The additional task of investigating the incorrectly predicted cases was undertaken in this study, particularly in the four categories shown in Table 3. Two laboratory directors closely examined the original and enhanced ICM and TE images. For clear images, both the original model and the enhanced ICM and TE models correctly predicted the actual outcome. For less-clear images, the segmentation model outperformed the original model. For inherently messy images, both models failed to predict pregnancies. Of the 75 messy images, 25 showed irregular contours of the zona pellucida, embedded sperm in the zona, or cytoplasmic darkness, and the AI may have misinterpreted them as fragmentation. The use of well-focused and clear images ensures a fair performance of the AI model. Furthermore, image reconstruction using ICM and TE segmentation was validated and may be helpful for less-clear images to a certain extent. However, for cases where the original model outperformed the segmentation model, no specific pattern was found in Grad-CAM, and potential explanations include variables such as clinical or genetic information that may help overcome the limitations of morphological assessment.
The Hosmer–Lemeshow test was conducted to assess calibration and provided non-significant results with a p-value < 0.001 and a Brier score of 0.241. To address this issue, we applied isotonic regression and achieved a well-calibrated model with a p-value of 0.265 and a Brier score of 0.178. A calibration plot is shown in Fig. 3. However, even after applying isotonic regression, the true positive rate decreased in the range of high predicted probabilities (0.7–0.9). This has been confirmed to be due to the occurrence of incorrect cases; in these cases, the AI model predicted good-quality embryos after being successfully trained on ICM and TE images, but pregnancy did not occur due to various complex factors. It is important to note that calibration can be more difficult for small sample sizes because there may be insufficient information to accurately estimate the mapping between the predicted scores and probabilities. In such cases, it may be necessary to collect additional data or employ alternative methods to enhance calibration. Therefore, we aim to collect a global dataset that includes both domestic and foreign data and develop a model that is more accurate and robust in future research.

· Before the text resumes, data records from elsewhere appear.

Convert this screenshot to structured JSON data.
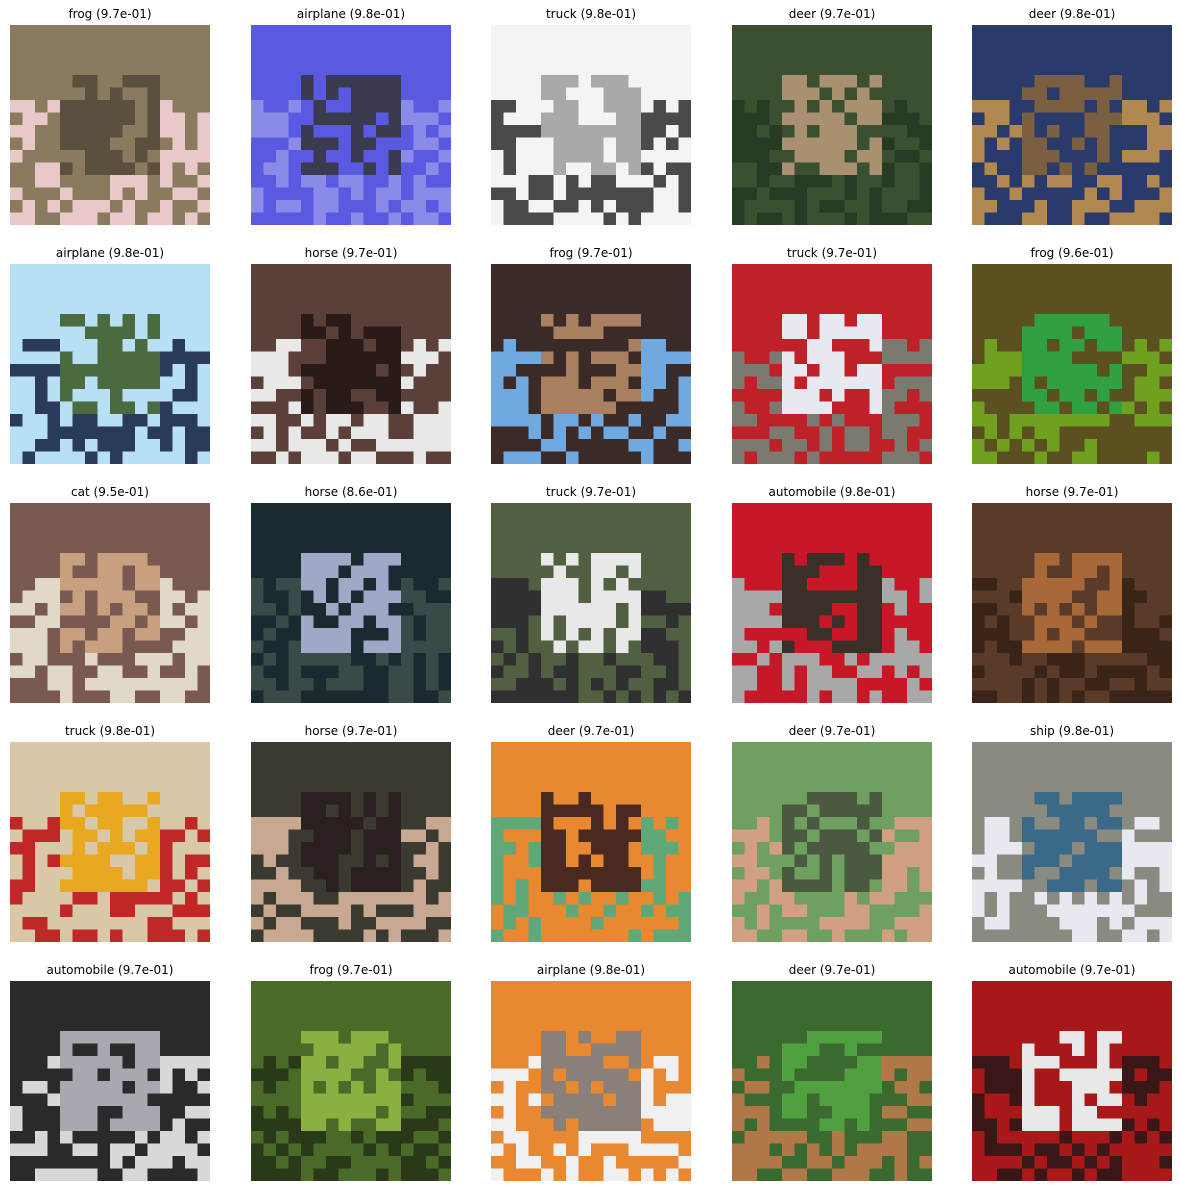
{
  "figure": {
    "background": "#ffffff",
    "rows": 5,
    "cols": 5
  },
  "tiles": [
    {
      "label": "frog",
      "score": "9.7e-01",
      "caption": "frog (9.7e-01)",
      "colors": [
        "#8a7a5e",
        "#5b5040",
        "#e8c8c8"
      ]
    },
    {
      "label": "airplane",
      "score": "9.8e-01",
      "caption": "airplane (9.8e-01)",
      "colors": [
        "#5a5ae0",
        "#3a3a50",
        "#8a8ae8"
      ]
    },
    {
      "label": "truck",
      "score": "9.8e-01",
      "caption": "truck (9.8e-01)",
      "colors": [
        "#f2f4f6",
        "#a8aaa8",
        "#4a4a4a"
      ]
    },
    {
      "label": "deer",
      "score": "9.7e-01",
      "caption": "deer (9.7e-01)",
      "colors": [
        "#3a5030",
        "#a89070",
        "#263a24"
      ]
    },
    {
      "label": "deer",
      "score": "9.8e-01",
      "caption": "deer (9.8e-01)",
      "colors": [
        "#2a3a6a",
        "#7a6040",
        "#b08850"
      ]
    },
    {
      "label": "airplane",
      "score": "9.8e-01",
      "caption": "airplane (9.8e-01)",
      "colors": [
        "#b8e0f4",
        "#4a6a40",
        "#2a3a5a"
      ]
    },
    {
      "label": "horse",
      "score": "9.7e-01",
      "caption": "horse (9.7e-01)",
      "colors": [
        "#5a4038",
        "#2a1a18",
        "#e8e8e8"
      ]
    },
    {
      "label": "frog",
      "score": "9.7e-01",
      "caption": "frog (9.7e-01)",
      "colors": [
        "#3a2a28",
        "#a88060",
        "#70a8e0"
      ]
    },
    {
      "label": "truck",
      "score": "9.7e-01",
      "caption": "truck (9.7e-01)",
      "colors": [
        "#c02028",
        "#e8e8f0",
        "#7a7a70"
      ]
    },
    {
      "label": "frog",
      "score": "9.6e-01",
      "caption": "frog (9.6e-01)",
      "colors": [
        "#5a5020",
        "#30a040",
        "#70a020"
      ]
    },
    {
      "label": "cat",
      "score": "9.5e-01",
      "caption": "cat (9.5e-01)",
      "colors": [
        "#7a5a50",
        "#c8a080",
        "#e0d8c8"
      ]
    },
    {
      "label": "horse",
      "score": "8.6e-01",
      "caption": "horse (8.6e-01)",
      "colors": [
        "#1a2a30",
        "#a0a8c8",
        "#3a4a48"
      ]
    },
    {
      "label": "truck",
      "score": "9.7e-01",
      "caption": "truck (9.7e-01)",
      "colors": [
        "#506040",
        "#e8e8e8",
        "#303030"
      ]
    },
    {
      "label": "automobile",
      "score": "9.8e-01",
      "caption": "automobile (9.8e-01)",
      "colors": [
        "#c81828",
        "#3a3028",
        "#a8a8a8"
      ]
    },
    {
      "label": "horse",
      "score": "9.7e-01",
      "caption": "horse (9.7e-01)",
      "colors": [
        "#5a3a28",
        "#a86838",
        "#3a2418"
      ]
    },
    {
      "label": "truck",
      "score": "9.8e-01",
      "caption": "truck (9.8e-01)",
      "colors": [
        "#d8c8a8",
        "#e8a820",
        "#c02828"
      ]
    },
    {
      "label": "horse",
      "score": "9.7e-01",
      "caption": "horse (9.7e-01)",
      "colors": [
        "#3a3a30",
        "#2a2020",
        "#c8a890"
      ]
    },
    {
      "label": "deer",
      "score": "9.7e-01",
      "caption": "deer (9.7e-01)",
      "colors": [
        "#e88830",
        "#4a2a20",
        "#60a878"
      ]
    },
    {
      "label": "deer",
      "score": "9.7e-01",
      "caption": "deer (9.7e-01)",
      "colors": [
        "#70a060",
        "#4a5a40",
        "#d0a080"
      ]
    },
    {
      "label": "ship",
      "score": "9.8e-01",
      "caption": "ship (9.8e-01)",
      "colors": [
        "#8a8a80",
        "#3a6a88",
        "#e8e8f0"
      ]
    },
    {
      "label": "automobile",
      "score": "9.7e-01",
      "caption": "automobile (9.7e-01)",
      "colors": [
        "#2a2a2a",
        "#a8a8b0",
        "#d8d8d8"
      ]
    },
    {
      "label": "frog",
      "score": "9.7e-01",
      "caption": "frog (9.7e-01)",
      "colors": [
        "#4a6a28",
        "#8ab040",
        "#2a3a18"
      ]
    },
    {
      "label": "airplane",
      "score": "9.8e-01",
      "caption": "airplane (9.8e-01)",
      "colors": [
        "#e88830",
        "#8a8078",
        "#f0f0f0"
      ]
    },
    {
      "label": "deer",
      "score": "9.7e-01",
      "caption": "deer (9.7e-01)",
      "colors": [
        "#3a6a30",
        "#50a040",
        "#b07848"
      ]
    },
    {
      "label": "automobile",
      "score": "9.7e-01",
      "caption": "automobile (9.7e-01)",
      "colors": [
        "#a81818",
        "#e8e8e8",
        "#3a1818"
      ]
    }
  ]
}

To generalize our results, an international study is required, as our study was conducted on the same racial background. In addition, because our dataset consisted of images from multiple institutions, the color and sharpness of the images varied slightly. Although this allows for better performance in terms of validation compared to training in a single institution, it is still difficult to guarantee the same performance when unfamiliar, heterogeneous images are processed. In addition, to automate our method, we must develop an algorithm that automatically segments the €CM and TE areas. In future research, we plan to develop an ICM and TE segmentation model that automatically segments these areas from the original embryo image, creates an enhanced ICM and TE image, and feeds it as input to the AI model.
In conclusion, this study demonstrates that the predictive performance of AI improves when using enhanced ICM and TE images. AI can provide objective information to empower the assessment of embryologists; however, it often analyzes irrelevant parts of images, leading to incorrect results, particularly when the image is out of focus. Our research findings may help generalize the AI model for application to embryo images with various focuses. Further research can serve as the first step towards transparent AI models for embryo assessment.